Alla Cometa Off di Roma , “Eppur mi sono scordato di me” di Gianni Clementi con Paolo Triestino
Italiani, brutta gente
Uno spettacolo comico su un interrogativo amaro: come mai nel corso dell’ultima quarantina d’anni gli italiani sono diventati delle carogne? Eppur mi son scordato di me, monologo scritto da Gianni Clementi per l’interpretazione di Paolo Triestino, racconta attraverso un piccolo espediente drammaturgico, il declino antropologico di una popolazione verso una gigantesca volgarità di massa. Non solo parolacce ma rabbia, odio, aggressività, disprezzo, qualunquismo, menefreghismo, neoanalfabetismo.
La preoccupazione dell’autore e dell’attore (anche regista) non è di dare risposte, altrimenti lo spettacolo cadrebbe subito nel moralismo e nel pedagogico, ma di rendere comica una materia che invero è tragica. Allora l’espediente è il seguente: dopo un’operazione al cervello, Antonio non ricorda nulla del recente passato però a riaffiorare è quello remoto. Quindi ritrova il tempo d’oggi e lo paragona agli anni Settanta quando lui stesso era un giovane timido e impacciato con le ragazze, faceva le occupazioni al Mamiani, frequentava la sezione Fgci di Via Properzio, sfilava alle manifestazioni a favore dei Vietcong, leggeva Il giovane Holden, aveva una passione nascosta per Lucio Battisti, considerato di destra, e cantava E penso a te. Una memoria generazionale di chi ha più di cinquant’anni. Anche se Antonio non sognava la rivoluzione, preferiva la “Maggica”, nascondeva il Corriere dello Sport dentro Lotta continua, e insomma era uno un po’ opportunista che nell’autoradio dell’850 di papà metteva la cassetta degli Inti-illimani per rimorchiare, pur tuttavia era figlio di quel tempo.
E che fine ha fatto questo smemorato di Roma che al contrario di quello di Collegno, non esce improvvisamente da un manicomio ma vi finisce dentro? Possiede una ditta di spurgo fognario. Socio in affari è il cognato proprietario di un Hummer – macchina alla Arnold Schwarzenegger truce come un blindato – che guida da delinquente lanciando pesanti insulti agli altri automobilisti. La moglie, l’educata ragazza che Antonio aveva portato nel ’74 a vedere Il grande dittatore di Chaplin, è diventata una buzzicona, come si dice a Roma, con le tette rifatte e le labbra siliconate a forma di cernia. Lo smemorato invece è tornato alla sua antica personalità di giovane sensibile, pacifista, politicamente impegnato e non si capacita dell’inciviltà e della violenza che lo circondano.
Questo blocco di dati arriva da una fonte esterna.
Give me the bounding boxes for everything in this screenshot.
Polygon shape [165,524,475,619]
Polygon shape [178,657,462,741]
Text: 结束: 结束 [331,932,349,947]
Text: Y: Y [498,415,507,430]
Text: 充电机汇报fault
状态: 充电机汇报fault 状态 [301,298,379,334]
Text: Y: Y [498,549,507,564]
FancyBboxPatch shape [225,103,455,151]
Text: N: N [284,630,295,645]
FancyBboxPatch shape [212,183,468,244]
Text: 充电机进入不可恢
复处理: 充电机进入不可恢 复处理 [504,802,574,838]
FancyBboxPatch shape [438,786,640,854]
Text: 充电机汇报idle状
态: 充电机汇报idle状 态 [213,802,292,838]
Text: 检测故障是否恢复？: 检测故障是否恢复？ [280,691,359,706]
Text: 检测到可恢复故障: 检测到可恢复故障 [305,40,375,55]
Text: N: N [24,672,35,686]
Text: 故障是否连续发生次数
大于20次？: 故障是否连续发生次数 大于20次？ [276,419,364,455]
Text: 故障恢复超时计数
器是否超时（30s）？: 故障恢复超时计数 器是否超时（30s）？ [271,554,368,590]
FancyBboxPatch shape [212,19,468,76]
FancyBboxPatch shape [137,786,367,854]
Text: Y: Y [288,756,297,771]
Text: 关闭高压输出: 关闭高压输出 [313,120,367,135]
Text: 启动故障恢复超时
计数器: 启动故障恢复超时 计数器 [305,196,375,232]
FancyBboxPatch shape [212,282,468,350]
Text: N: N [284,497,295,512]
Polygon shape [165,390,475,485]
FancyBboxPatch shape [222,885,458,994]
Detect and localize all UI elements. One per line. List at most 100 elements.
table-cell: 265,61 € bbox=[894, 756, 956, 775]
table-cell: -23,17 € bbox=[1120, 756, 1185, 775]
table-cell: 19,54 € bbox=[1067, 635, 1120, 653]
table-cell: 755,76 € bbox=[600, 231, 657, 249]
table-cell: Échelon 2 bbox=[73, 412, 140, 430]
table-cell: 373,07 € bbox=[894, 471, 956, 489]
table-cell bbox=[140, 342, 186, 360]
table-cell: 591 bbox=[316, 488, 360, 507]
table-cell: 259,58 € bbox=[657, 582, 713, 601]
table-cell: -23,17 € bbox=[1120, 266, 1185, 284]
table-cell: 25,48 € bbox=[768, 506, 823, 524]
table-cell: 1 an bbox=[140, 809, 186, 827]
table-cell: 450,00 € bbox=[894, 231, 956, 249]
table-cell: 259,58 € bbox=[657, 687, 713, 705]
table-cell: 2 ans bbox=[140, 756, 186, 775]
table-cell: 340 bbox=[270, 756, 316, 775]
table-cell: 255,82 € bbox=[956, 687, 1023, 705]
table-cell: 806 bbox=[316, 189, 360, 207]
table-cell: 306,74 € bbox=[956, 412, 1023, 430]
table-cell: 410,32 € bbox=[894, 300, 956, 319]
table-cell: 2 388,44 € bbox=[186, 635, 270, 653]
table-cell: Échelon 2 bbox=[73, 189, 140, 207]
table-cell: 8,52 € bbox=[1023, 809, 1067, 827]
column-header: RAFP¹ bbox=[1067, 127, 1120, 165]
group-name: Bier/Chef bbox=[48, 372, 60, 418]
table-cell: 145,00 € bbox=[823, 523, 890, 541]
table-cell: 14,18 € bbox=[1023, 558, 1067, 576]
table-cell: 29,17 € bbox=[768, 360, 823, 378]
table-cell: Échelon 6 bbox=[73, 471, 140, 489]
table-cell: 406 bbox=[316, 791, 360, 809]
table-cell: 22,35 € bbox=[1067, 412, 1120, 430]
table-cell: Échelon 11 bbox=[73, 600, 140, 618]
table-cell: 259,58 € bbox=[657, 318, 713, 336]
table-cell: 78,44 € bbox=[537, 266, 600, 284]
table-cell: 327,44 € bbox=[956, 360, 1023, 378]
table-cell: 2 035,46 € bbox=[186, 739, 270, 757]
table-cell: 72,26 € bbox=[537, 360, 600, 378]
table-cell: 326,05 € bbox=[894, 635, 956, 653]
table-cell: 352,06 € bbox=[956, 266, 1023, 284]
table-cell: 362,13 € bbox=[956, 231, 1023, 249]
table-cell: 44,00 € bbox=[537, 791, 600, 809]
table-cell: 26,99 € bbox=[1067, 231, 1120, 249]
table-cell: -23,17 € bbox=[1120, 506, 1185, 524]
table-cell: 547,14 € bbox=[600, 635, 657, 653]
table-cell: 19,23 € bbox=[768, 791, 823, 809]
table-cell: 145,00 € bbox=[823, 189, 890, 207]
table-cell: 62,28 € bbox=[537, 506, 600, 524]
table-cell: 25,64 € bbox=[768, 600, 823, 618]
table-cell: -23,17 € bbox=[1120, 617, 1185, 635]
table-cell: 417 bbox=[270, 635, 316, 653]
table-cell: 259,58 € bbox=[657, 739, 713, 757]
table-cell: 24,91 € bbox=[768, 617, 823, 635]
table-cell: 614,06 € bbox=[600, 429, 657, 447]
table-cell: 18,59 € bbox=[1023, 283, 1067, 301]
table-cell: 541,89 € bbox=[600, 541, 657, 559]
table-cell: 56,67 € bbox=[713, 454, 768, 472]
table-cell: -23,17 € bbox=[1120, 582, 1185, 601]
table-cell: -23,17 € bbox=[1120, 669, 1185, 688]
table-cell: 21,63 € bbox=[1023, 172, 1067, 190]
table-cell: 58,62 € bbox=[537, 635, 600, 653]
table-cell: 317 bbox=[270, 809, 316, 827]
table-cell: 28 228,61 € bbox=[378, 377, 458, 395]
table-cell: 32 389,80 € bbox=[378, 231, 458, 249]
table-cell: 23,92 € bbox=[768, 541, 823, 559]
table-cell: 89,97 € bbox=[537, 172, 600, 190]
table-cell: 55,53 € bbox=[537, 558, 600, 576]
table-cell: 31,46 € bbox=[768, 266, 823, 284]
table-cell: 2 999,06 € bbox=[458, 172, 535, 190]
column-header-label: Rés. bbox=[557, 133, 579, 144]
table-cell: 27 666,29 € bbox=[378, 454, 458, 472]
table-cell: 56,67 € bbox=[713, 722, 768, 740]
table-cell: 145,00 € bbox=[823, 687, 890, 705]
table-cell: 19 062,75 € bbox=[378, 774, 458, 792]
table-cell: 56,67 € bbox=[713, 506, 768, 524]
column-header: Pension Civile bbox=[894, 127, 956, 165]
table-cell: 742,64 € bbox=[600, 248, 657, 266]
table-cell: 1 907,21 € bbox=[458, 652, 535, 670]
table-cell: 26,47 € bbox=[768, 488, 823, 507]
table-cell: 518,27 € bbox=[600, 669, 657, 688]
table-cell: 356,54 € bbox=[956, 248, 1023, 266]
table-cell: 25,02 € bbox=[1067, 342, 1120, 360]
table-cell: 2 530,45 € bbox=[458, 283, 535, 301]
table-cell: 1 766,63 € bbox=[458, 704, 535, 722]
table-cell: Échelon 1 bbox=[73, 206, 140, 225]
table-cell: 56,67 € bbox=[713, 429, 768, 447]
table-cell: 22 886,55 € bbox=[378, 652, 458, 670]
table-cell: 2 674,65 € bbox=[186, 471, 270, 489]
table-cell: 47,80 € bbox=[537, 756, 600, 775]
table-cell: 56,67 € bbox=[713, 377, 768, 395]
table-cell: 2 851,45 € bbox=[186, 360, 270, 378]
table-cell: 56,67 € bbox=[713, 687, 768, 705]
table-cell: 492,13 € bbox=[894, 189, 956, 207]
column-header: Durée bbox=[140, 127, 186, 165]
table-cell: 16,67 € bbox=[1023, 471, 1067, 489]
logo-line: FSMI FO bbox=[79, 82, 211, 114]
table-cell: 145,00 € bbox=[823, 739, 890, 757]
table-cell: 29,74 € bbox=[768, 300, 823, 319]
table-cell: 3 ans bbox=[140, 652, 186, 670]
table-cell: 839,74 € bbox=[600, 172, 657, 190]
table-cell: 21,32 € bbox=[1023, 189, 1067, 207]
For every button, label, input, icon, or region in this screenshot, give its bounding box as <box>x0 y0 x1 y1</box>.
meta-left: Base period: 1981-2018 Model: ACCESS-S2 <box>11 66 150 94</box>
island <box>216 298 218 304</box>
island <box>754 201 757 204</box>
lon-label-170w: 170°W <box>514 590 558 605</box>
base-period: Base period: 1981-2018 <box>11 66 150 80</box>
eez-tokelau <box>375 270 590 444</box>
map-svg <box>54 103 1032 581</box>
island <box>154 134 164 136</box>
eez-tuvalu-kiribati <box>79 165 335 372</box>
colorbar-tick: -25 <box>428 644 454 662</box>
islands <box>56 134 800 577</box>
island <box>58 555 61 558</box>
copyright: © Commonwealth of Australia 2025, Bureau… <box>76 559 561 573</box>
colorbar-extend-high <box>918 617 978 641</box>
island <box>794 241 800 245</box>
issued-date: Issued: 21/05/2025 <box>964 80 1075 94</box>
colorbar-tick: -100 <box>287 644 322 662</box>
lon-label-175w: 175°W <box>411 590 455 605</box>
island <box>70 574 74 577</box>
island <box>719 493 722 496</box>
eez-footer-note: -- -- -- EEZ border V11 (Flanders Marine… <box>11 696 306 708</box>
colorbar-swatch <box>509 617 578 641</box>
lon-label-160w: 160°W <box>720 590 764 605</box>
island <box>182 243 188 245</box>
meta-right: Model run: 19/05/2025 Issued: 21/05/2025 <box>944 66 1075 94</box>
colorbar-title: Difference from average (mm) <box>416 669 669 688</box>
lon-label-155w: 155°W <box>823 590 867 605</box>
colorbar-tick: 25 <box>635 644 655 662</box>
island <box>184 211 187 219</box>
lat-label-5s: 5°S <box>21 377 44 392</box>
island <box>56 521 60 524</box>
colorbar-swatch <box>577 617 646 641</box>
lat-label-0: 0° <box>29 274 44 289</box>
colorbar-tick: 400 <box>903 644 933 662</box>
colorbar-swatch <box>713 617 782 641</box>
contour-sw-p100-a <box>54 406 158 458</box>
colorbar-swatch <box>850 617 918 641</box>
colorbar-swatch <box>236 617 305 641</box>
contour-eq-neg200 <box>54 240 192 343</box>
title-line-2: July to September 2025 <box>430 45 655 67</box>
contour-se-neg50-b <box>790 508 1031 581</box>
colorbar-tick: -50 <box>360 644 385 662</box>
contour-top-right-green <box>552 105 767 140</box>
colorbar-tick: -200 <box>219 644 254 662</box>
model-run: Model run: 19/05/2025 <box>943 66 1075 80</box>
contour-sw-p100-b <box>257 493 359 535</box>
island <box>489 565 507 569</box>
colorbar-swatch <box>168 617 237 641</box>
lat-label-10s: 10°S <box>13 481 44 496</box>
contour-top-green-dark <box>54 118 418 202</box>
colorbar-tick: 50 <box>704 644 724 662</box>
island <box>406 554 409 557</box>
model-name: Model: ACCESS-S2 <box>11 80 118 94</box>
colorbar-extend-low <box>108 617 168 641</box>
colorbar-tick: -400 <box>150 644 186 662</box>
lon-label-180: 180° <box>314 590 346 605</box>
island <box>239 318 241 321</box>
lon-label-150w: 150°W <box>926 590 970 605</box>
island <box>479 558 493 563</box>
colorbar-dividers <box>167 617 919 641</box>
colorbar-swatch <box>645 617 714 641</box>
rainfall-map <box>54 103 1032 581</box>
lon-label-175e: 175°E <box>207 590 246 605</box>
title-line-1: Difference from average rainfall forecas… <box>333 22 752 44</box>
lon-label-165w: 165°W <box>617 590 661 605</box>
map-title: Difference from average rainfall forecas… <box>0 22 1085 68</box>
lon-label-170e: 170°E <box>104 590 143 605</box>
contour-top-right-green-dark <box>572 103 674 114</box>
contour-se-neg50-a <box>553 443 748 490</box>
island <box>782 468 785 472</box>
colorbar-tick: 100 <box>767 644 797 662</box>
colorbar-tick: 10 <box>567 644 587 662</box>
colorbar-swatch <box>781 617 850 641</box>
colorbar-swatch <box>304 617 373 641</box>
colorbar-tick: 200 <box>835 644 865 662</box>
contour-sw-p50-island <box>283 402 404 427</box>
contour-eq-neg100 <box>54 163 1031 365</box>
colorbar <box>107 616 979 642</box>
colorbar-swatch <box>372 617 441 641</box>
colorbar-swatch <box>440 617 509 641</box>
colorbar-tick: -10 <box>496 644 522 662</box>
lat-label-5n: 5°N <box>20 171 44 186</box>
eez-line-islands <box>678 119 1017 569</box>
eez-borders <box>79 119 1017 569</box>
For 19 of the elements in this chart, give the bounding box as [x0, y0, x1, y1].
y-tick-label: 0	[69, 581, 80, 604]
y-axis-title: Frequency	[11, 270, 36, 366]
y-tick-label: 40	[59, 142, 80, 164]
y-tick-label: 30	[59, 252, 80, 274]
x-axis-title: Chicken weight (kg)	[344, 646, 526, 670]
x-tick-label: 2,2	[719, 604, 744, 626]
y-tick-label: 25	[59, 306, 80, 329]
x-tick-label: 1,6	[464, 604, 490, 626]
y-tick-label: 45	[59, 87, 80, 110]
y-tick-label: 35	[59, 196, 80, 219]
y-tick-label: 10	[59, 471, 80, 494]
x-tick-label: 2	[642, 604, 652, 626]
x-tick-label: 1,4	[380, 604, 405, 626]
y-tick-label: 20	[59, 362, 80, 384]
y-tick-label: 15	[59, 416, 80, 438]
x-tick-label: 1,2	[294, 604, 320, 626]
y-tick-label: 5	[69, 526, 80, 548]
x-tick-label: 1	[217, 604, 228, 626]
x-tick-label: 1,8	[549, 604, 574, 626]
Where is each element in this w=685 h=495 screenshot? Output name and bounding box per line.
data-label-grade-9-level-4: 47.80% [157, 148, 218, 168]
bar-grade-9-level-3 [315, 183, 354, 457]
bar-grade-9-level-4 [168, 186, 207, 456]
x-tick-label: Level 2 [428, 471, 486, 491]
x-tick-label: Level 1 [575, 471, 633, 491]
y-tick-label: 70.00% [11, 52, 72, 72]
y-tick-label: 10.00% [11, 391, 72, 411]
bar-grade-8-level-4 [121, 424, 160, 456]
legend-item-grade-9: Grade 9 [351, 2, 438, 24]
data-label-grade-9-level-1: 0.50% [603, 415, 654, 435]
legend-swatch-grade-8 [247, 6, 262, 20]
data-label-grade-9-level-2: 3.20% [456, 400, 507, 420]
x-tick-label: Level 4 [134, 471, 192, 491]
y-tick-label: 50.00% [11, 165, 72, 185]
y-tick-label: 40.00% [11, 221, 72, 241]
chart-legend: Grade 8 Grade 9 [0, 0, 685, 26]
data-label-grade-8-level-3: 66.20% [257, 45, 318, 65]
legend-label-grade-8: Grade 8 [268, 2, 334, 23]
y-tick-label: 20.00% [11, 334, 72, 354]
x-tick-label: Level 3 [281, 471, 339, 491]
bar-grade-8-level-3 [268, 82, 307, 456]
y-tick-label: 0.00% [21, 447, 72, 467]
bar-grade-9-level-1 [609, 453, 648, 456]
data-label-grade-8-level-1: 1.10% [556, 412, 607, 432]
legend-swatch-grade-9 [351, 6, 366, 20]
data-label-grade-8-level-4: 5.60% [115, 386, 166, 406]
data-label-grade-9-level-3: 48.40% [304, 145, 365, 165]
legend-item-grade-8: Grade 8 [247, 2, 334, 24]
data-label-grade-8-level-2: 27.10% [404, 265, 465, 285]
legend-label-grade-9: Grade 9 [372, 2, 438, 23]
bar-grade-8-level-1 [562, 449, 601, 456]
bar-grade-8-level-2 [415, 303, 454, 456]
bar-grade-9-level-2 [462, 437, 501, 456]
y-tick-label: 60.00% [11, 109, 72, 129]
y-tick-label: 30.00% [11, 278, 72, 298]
Tutto ciò riesce però comico perché è basato sul contrasto fra il personaggio e la situazione, un po’ come mettere una suora di clausura in un bordello o un’allegra prostituta in un convento, un vegano in un mattatoio e un matto in un aeroplano.
Il testo è volutamente elementare, sembra a volte che si rivolga ai possessori di Hummer. Necessita d’un attore come Triestino sicuro nei tempi comici e capace di ingraziarsi il pubblico dicendogli cose che a qualcuno potrebbero risultare sgradevoli. L’ attore recita, canta, suona la chitarra, è abile, divertente, sornione, ha un modo di stare in scena che lavora sulla sottrazione piuttosto che sull’esagerazione, il suo è un umorismo svagato di chi è stato catapultato nel posto sbagliato al momento sbagliato e dice: scusate, mi sono sbagliato.
Nella sua semplicità, lo spettacolo è quasi un servizio alla cittadinanza alla quale chiede se ha proprio voglia di continuare di questo passo, in questa lunga stupida guerra a bassa intensità che ormai caratterizza le relazioni fra individui. Forse manca solo un episodio al quadretto di Clementi ed è la scena di una bella riunione di condominio.